- Born: December 13, 1944 Danbury, Connecticut, U.S.
- Occupations: Theater producer; educator;
- Spouse: Suzanne Karp Krebs
- Children: 2

= Eric Krebs (producer) =

American Theater Producer)

Eric Krebs (born December 13, 1944, Danbury, Connecticut) is an American theater founder and manager, producer, and educator.
==Career==
Krebs' father was a German communist who fled from the Nazi regime. When Krebs was three, his parents divorced, and three years later, his father died.

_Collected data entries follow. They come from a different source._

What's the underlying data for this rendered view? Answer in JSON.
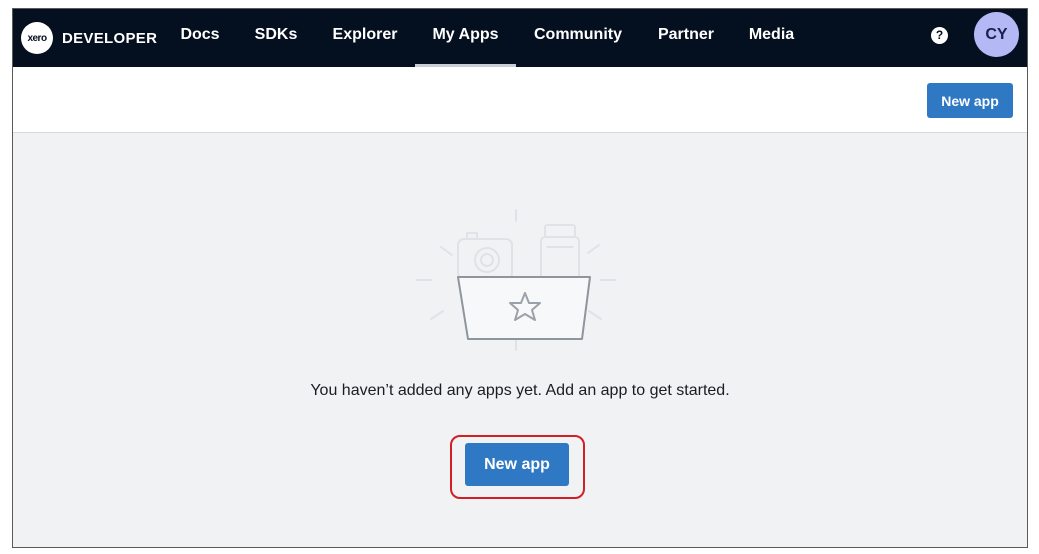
{
  "brand": {
    "logo_text": "xero",
    "name": "DEVELOPER"
  },
  "nav": {
    "items": [
      {
        "label": "Docs"
      },
      {
        "label": "SDKs"
      },
      {
        "label": "Explorer"
      },
      {
        "label": "My Apps",
        "active": true
      },
      {
        "label": "Community"
      },
      {
        "label": "Partner"
      },
      {
        "label": "Media"
      }
    ],
    "help_icon": "question-circle-icon",
    "help_glyph": "?",
    "avatar_initials": "CY"
  },
  "header": {
    "new_app_label": "New app"
  },
  "empty_state": {
    "illustration_icon": "folder-star-icon",
    "message": "You haven’t added any apps yet. Add an app to get started.",
    "new_app_label": "New app"
  },
  "colors": {
    "nav_bg": "#040f1f",
    "primary": "#2f78c4",
    "page_bg": "#f1f2f4",
    "avatar_bg": "#b4b8f4",
    "highlight": "#d11f26"
  }
}
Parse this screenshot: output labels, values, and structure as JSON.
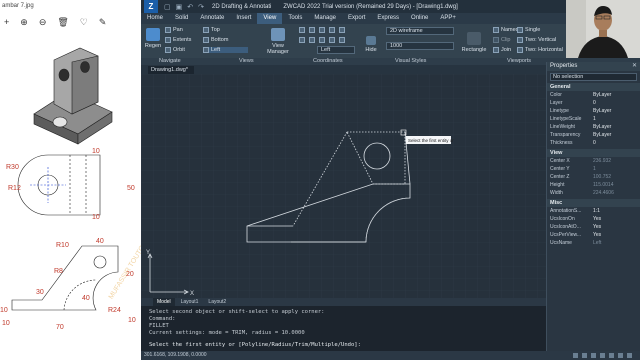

After graduating from Morris Hills Regional High School in Rockaway, New Jersey, Krebs studied English at Rutgers University, wrote plays, and became involved in theater. In 1967, he started a part-time graduate program at Rutgers and launched a theater in New Brunswick called Brecht West. In 1974, he moved the theater into a former Acme supermarket, renaming it George Street Playhouse for its new location. He started with six plays and 110 subscribers. About a decade later, with the expansion of Johnson and Johnson, a new location had to be found. Thus, in 1985, George Street Playhouse moved to its current location on Livingston Ave, New Brunswick, into a renovated former YMCA building. After three seasons, Krebs left the Playhouse later saying "I outgrew it and it outgrew me". In Manhattan, he founded and directed the Off-Broadway John Houseman Theater Center and Douglas Fairbanks Theater. He operated the Playroom Theater in Manhattan. He owns and operates Theater555 in Manhattan, formerly called the Pearl Theatre. Krebs created more than 150 productions over the course of his career. and wrote 15 plays, one about his father.

Krebs' parallel academic career led him to become a Professor of Theater Arts at Rutgers University, now in emeritus status. He also taught at Baruch College, City University of New York, until his retirement. He is committed to making theater accessible to young people, and as such, he developed the School Theater Ticket Program and other online programs to make theater affordable.

==Personal==
Krebs is married to Suzanne Karp Krebs; they have two children.